Since this is Code Review, I'll also point out some things that you should be improving on:

  • Docstrings, not comments.

    Write

    """
    This program generates a string of random letters and matches it with the user's string.
    It does this until its guess is the same as the user's string.
    It also displays closest guess so far and time it took to guess.
    """
    

    instead of

    # This program generates a string of random letters and matches it with the user's string.
    # It does this until its guess is the same as the user's string.
    # It also displays closest guess so far and time it took to guess.
    

    This might sound meaninglessly fussy, but it helps introspection.
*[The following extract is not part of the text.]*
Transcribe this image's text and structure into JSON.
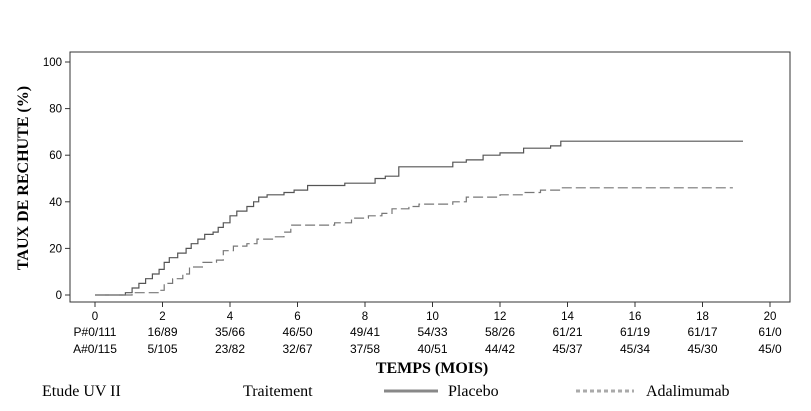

  • Reduce your usage of globals. Functions should (almost) never share state; it should be passed between them. Trust me on this. It means that you can reuse them and move them around without worrying about dependencies, for one. It also allows local changes to stay local.

  • Try and clump IO in one place. If you look at my variant, all the printing is localized and the logic is separated. This modularizes the program, so you can move things around and mess with logic without having "things" in your way all of the time.

  • random.seed() with no value given is pointless here. It should only be used after random.seed(some_value) to remove the seed.

  • This code:

    done = False
    while not done:
        if ...:
            done = True
    

    is much better written

    while True:
        if ...:
            break
    

    Some people disagree. They are wrong.

  • Things like

    for c in range(size):
        guess[c] = random.choice(alpha)
    

    where you're visiting each item in turn, are much better written without indexes, like:

    guess[:] = [random.choice(alpha) for _ in range(size)]
    

    although this really should be

    def generate(size):
        """Generate random letter for each character of string."""
        return [random.choice(alpha) for _ in range(size)]
    

    if you use my prior advice.

    The same goes for count, which can be

    sum(g==s for g, s in zip(guess, solution))
    
  • Don't meaninglessly preallocate values, like guess = [""] * size. It just hides bugs.

    If you ever find you need to do that, you're probably not following my advice about not using globals.